Originally Posted by salmonsweet
Originally Posted by Jingleberry
Possibly if you can clamp it down while sandwiching it you can gently tug it into being straight and try getting the top and those edges to be straight and put in tons of safety pins and when quilting only take out a few pins at a time and hold taunt with hands as you quilt it. Do the above on each side. I almost only do FMQ and think it hides alot of flaws after the quilt is washed and dried. Kind of hard to put into words. It is beautiful and I'm sure you will be able to get it to turn out and it won't be noticeable when it's finished.
Jingleberry, thanks for this. Sounds good! I don't have a table big enough for for clamping but I have a wooden floor to tape stuff to!

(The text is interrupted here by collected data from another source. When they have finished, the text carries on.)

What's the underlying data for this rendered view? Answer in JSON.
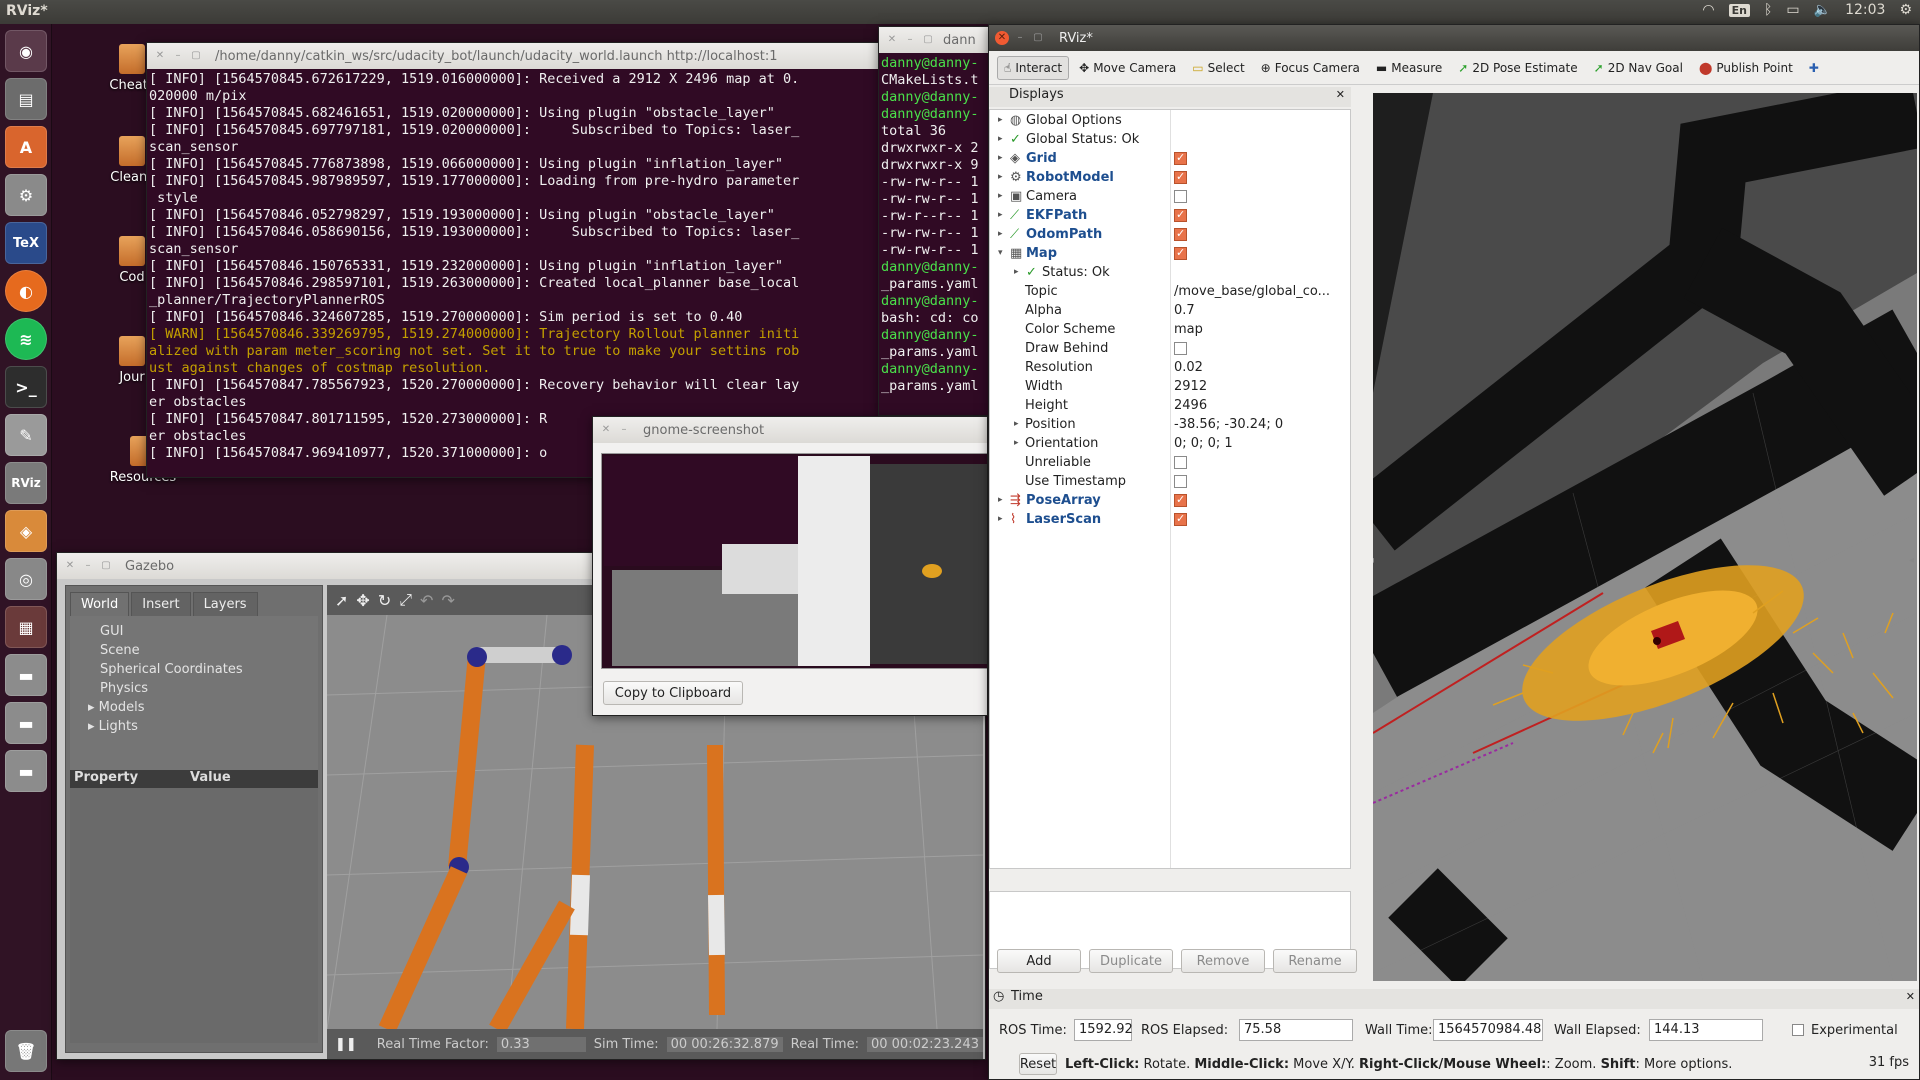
{
  "top_panel": {
    "app_title": "RViz*",
    "keyboard": "En",
    "clock": "12:03"
  },
  "desktop_icons": [
    "Cheats",
    "Clean_",
    "Cod",
    "Jour",
    "Resources"
  ],
  "terminal_main": {
    "title": "/home/danny/catkin_ws/src/udacity_bot/launch/udacity_world.launch http://localhost:1",
    "lines": [
      "[ INFO] [1564570845.672617229, 1519.016000000]: Received a 2912 X 2496 map at 0.",
      "020000 m/pix",
      "[ INFO] [1564570845.682461651, 1519.020000000]: Using plugin \"obstacle_layer\"",
      "[ INFO] [1564570845.697797181, 1519.020000000]:     Subscribed to Topics: laser_",
      "scan_sensor",
      "[ INFO] [1564570845.776873898, 1519.066000000]: Using plugin \"inflation_layer\"",
      "[ INFO] [1564570845.987989597, 1519.177000000]: Loading from pre-hydro parameter",
      " style",
      "[ INFO] [1564570846.052798297, 1519.193000000]: Using plugin \"obstacle_layer\"",
      "[ INFO] [1564570846.058690156, 1519.193000000]:     Subscribed to Topics: laser_",
      "scan_sensor",
      "[ INFO] [1564570846.150765331, 1519.232000000]: Using plugin \"inflation_layer\"",
      "[ INFO] [1564570846.298597101, 1519.263000000]: Created local_planner base_local",
      "_planner/TrajectoryPlannerROS",
      "[ INFO] [1564570846.324607285, 1519.270000000]: Sim period is set to 0.40",
      "[ WARN] [1564570846.339269795, 1519.274000000]: Trajectory Rollout planner initi",
      "alized with param meter_scoring not set. Set it to true to make your settins rob",
      "ust against changes of costmap resolution.",
      "[ INFO] [1564570847.785567923, 1520.270000000]: Recovery behavior will clear lay",
      "er obstacles",
      "[ INFO] [1564570847.801711595, 1520.273000000]: R",
      "er obstacles",
      "[ INFO] [1564570847.969410977, 1520.371000000]: o"
    ]
  },
  "terminal_second": {
    "title": "dann",
    "lines": [
      "danny@danny-",
      "CMakeLists.t",
      "danny@danny-",
      "danny@danny-",
      "total 36",
      "drwxrwxr-x 2",
      "drwxrwxr-x 9",
      "-rw-rw-r-- 1",
      "-rw-rw-r-- 1",
      "-rw-r--r-- 1",
      "-rw-rw-r-- 1",
      "-rw-rw-r-- 1",
      "danny@danny-",
      "_params.yaml",
      "danny@danny-",
      "bash: cd: co",
      "danny@danny-",
      "_params.yaml",
      "danny@danny-",
      "_params.yaml"
    ]
  },
  "screenshot_dialog": {
    "title": "gnome-screenshot",
    "copy_button": "Copy to Clipboard"
  },
  "gazebo": {
    "title": "Gazebo",
    "tabs": [
      "World",
      "Insert",
      "Layers"
    ],
    "tree": [
      "GUI",
      "Scene",
      "Spherical Coordinates",
      "Physics",
      "Models",
      "Lights"
    ],
    "prop_header": "Property",
    "value_header": "Value",
    "rtf_label": "Real Time Factor:",
    "rtf_value": "0.33",
    "sim_time_label": "Sim Time:",
    "sim_time_value": "00 00:26:32.879",
    "real_time_label": "Real Time:",
    "real_time_value": "00 00:02:23.243"
  },
  "rviz": {
    "title": "RViz*",
    "tools": [
      "Interact",
      "Move Camera",
      "Select",
      "Focus Camera",
      "Measure",
      "2D Pose Estimate",
      "2D Nav Goal",
      "Publish Point"
    ],
    "displays_title": "Displays",
    "displays": [
      {
        "name": "Global Options"
      },
      {
        "name": "Global Status: Ok"
      },
      {
        "name": "Grid"
      },
      {
        "name": "RobotModel"
      },
      {
        "name": "Camera"
      },
      {
        "name": "EKFPath"
      },
      {
        "name": "OdomPath"
      },
      {
        "name": "Map"
      },
      {
        "name": "Status: Ok"
      },
      {
        "name": "Topic",
        "value": "/move_base/global_co..."
      },
      {
        "name": "Alpha",
        "value": "0.7"
      },
      {
        "name": "Color Scheme",
        "value": "map"
      },
      {
        "name": "Draw Behind"
      },
      {
        "name": "Resolution",
        "value": "0.02"
      },
      {
        "name": "Width",
        "value": "2912"
      },
      {
        "name": "Height",
        "value": "2496"
      },
      {
        "name": "Position",
        "value": "-38.56; -30.24; 0"
      },
      {
        "name": "Orientation",
        "value": "0; 0; 0; 1"
      },
      {
        "name": "Unreliable"
      },
      {
        "name": "Use Timestamp"
      },
      {
        "name": "PoseArray"
      },
      {
        "name": "LaserScan"
      }
    ],
    "buttons": [
      "Add",
      "Duplicate",
      "Remove",
      "Rename"
    ],
    "time_panel_title": "Time",
    "ros_time_label": "ROS Time:",
    "ros_time": "1592.92",
    "ros_elapsed_label": "ROS Elapsed:",
    "ros_elapsed": "75.58",
    "wall_time_label": "Wall Time:",
    "wall_time": "1564570984.48",
    "wall_elapsed_label": "Wall Elapsed:",
    "wall_elapsed": "144.13",
    "experimental_label": "Experimental",
    "reset_label": "Reset",
    "hint_b1": "Left-Click:",
    "hint_t1": " Rotate. ",
    "hint_b2": "Middle-Click:",
    "hint_t2": " Move X/Y. ",
    "hint_b3": "Right-Click/Mouse Wheel:",
    "hint_t3": ": Zoom. ",
    "hint_b4": "Shift",
    "hint_t4": ": More options.",
    "fps": "31 fps"
  }
}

I'm planning to MQ large meanders across the center and I've done that on my practice sandwiches without even taking pins out, just flowing around.

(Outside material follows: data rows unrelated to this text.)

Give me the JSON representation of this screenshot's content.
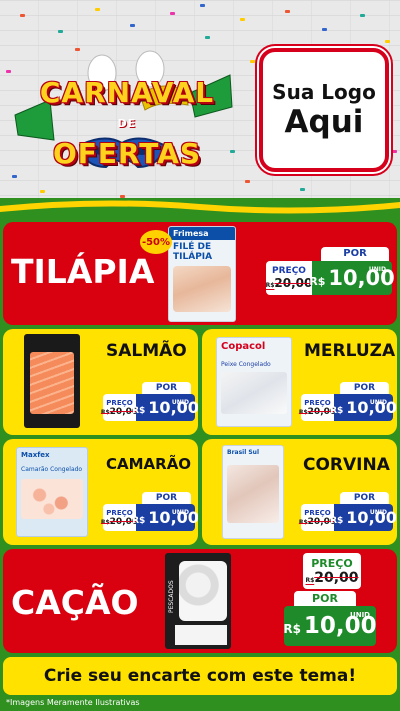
{
  "header": {
    "campaign_line1": "CARNAVAL",
    "campaign_connector": "DE",
    "campaign_line2": "OFERTAS",
    "logo_line1": "Sua Logo",
    "logo_line2": "Aqui"
  },
  "featured_top": {
    "name": "TILÁPIA",
    "badge": "-50%",
    "brand": "Frimesa",
    "package_text_1": "FILÉ DE",
    "package_text_2": "TILÁPIA",
    "por_label": "POR",
    "old_label": "PREÇO",
    "old_currency": "R$",
    "old_price": "20,00",
    "new_currency": "R$",
    "new_price": "10,00",
    "unit": "UNID"
  },
  "grid_items": [
    {
      "name": "SALMÃO",
      "old_label": "PREÇO",
      "old_currency": "R$",
      "old_price": "20,00",
      "por_label": "POR",
      "new_currency": "R$",
      "new_price": "10,00",
      "unit": "UNID"
    },
    {
      "name": "MERLUZA",
      "brand": "Copacol",
      "package_caption": "Peixe Congelado",
      "old_label": "PREÇO",
      "old_currency": "R$",
      "old_price": "20,00",
      "por_label": "POR",
      "new_currency": "R$",
      "new_price": "10,00",
      "unit": "UNID"
    },
    {
      "name": "CAMARÃO",
      "brand": "Maxfex",
      "package_caption": "Camarão Congelado",
      "old_label": "PREÇO",
      "old_currency": "R$",
      "old_price": "20,00",
      "por_label": "POR",
      "new_currency": "R$",
      "new_price": "10,00",
      "unit": "UNID"
    },
    {
      "name": "CORVINA",
      "brand": "Brasil Sul",
      "old_label": "PREÇO",
      "old_currency": "R$",
      "old_price": "20,00",
      "por_label": "POR",
      "new_currency": "R$",
      "new_price": "10,00",
      "unit": "UNID"
    }
  ],
  "featured_bottom": {
    "name": "CAÇÃO",
    "package_text": "PESCADOS",
    "old_label": "PREÇO",
    "old_currency": "R$",
    "old_price": "20,00",
    "por_label": "POR",
    "new_currency": "R$",
    "new_price": "10,00",
    "unit": "UNID"
  },
  "footer": {
    "cta": "Crie seu encarte com este tema!",
    "disclaimer": "*Imagens Meramente Ilustrativas"
  },
  "colors": {
    "red": "#d9000f",
    "yellow": "#ffe200",
    "green": "#2f8f1f",
    "blue": "#1b3ea3"
  }
}
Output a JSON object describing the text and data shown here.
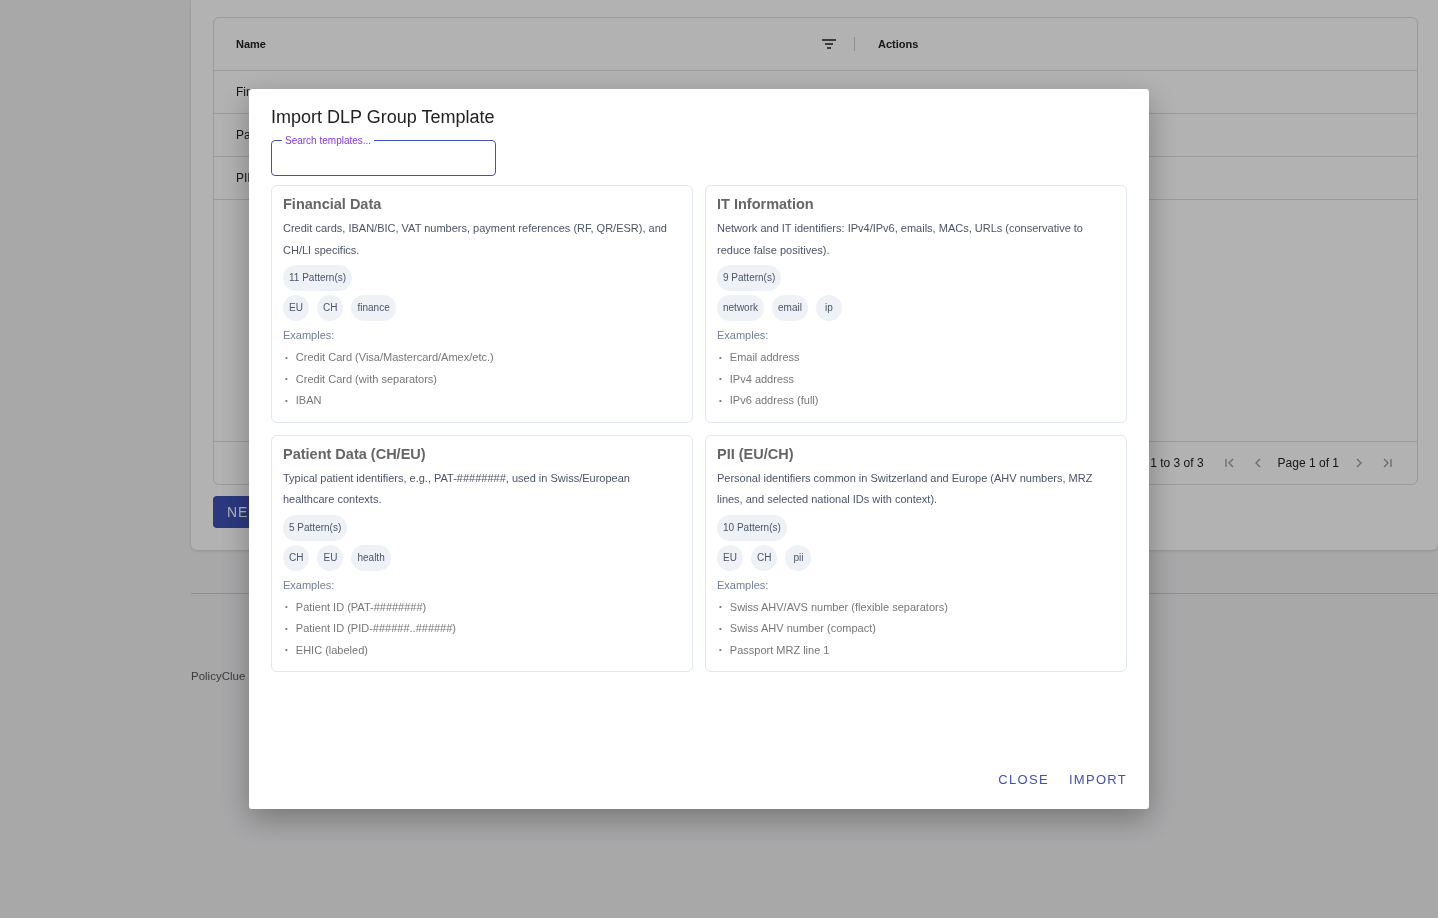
{
  "background": {
    "table": {
      "columns": [
        {
          "label": "Name"
        },
        {
          "label": "Actions"
        }
      ],
      "rows": [
        {
          "name": "Fin"
        },
        {
          "name": "Pa"
        },
        {
          "name": "PII"
        }
      ],
      "footer": {
        "range": "1 to 3 of 3",
        "page": "Page 1 of 1"
      }
    },
    "new_button": "NE",
    "footer_text": "PolicyClue"
  },
  "dialog": {
    "title": "Import DLP Group Template",
    "search": {
      "label": "Search templates..."
    },
    "bullet": "•",
    "templates": [
      {
        "title": "Financial Data",
        "description": "Credit cards, IBAN/BIC, VAT numbers, payment references (RF, QR/ESR), and CH/LI specifics.",
        "patterns": "11 Pattern(s)",
        "tags": [
          "EU",
          "CH",
          "finance"
        ],
        "examples_label": "Examples:",
        "examples": [
          "Credit Card (Visa/Mastercard/Amex/etc.)",
          "Credit Card (with separators)",
          "IBAN"
        ]
      },
      {
        "title": "IT Information",
        "description": "Network and IT identifiers: IPv4/IPv6, emails, MACs, URLs (conservative to reduce false positives).",
        "patterns": "9 Pattern(s)",
        "tags": [
          "network",
          "email",
          "ip"
        ],
        "examples_label": "Examples:",
        "examples": [
          "Email address",
          "IPv4 address",
          "IPv6 address (full)"
        ]
      },
      {
        "title": "Patient Data (CH/EU)",
        "description": "Typical patient identifiers, e.g., PAT-########, used in Swiss/European healthcare contexts.",
        "patterns": "5 Pattern(s)",
        "tags": [
          "CH",
          "EU",
          "health"
        ],
        "examples_label": "Examples:",
        "examples": [
          "Patient ID (PAT-########)",
          "Patient ID (PID-######..######)",
          "EHIC (labeled)"
        ]
      },
      {
        "title": "PII (EU/CH)",
        "description": "Personal identifiers common in Switzerland and Europe (AHV numbers, MRZ lines, and selected national IDs with context).",
        "patterns": "10 Pattern(s)",
        "tags": [
          "EU",
          "CH",
          "pii"
        ],
        "examples_label": "Examples:",
        "examples": [
          "Swiss AHV/AVS number (flexible separators)",
          "Swiss AHV number (compact)",
          "Passport MRZ line 1"
        ]
      }
    ],
    "actions": [
      "CLOSE",
      "IMPORT"
    ]
  }
}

I was thinking about you this morning, and remembered you mentioned machine quilting ... FMQ, I assume <g> anyway, if you get all the layers basted/pinned together, the quilt is good to go, and if I were working with your quilt as you have described it, I would definitely start in the middle, just to ease the fullness away from that area ...

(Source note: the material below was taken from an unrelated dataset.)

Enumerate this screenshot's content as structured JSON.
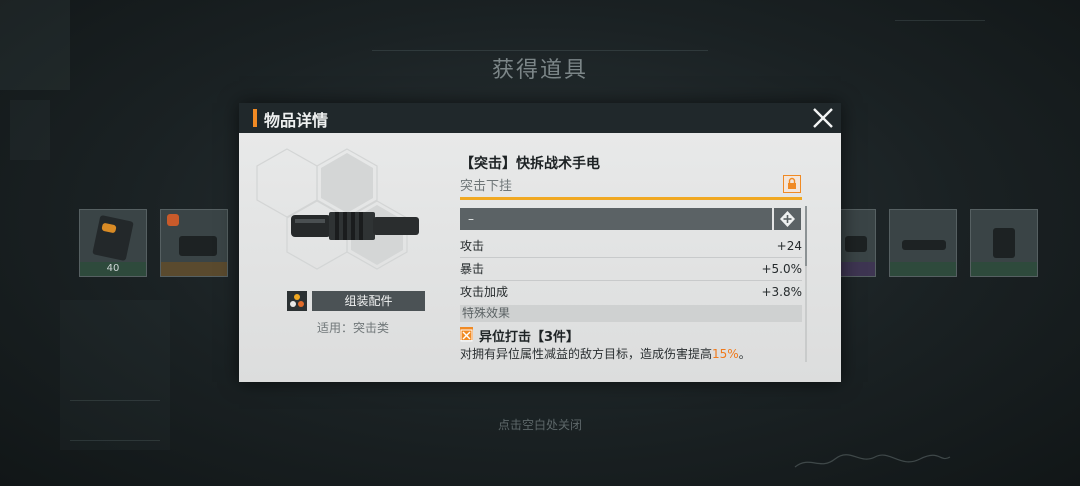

if your quilt is laying on a flat surface, can you put your hand down and almost contain all the bubble in one, relatively small area? Then, you might consider in JUST that area, doing some following the seam lines before you go into flowing lines, working out from the middle ... sort of a fine line - - have to at least anchor the bubble down, but you don't want to flatten it out so much that the bubble GROWS as it moves away from the area ...
the more space between your quilting lines, the more likely that the fabric will "level" out following the washing and drying event.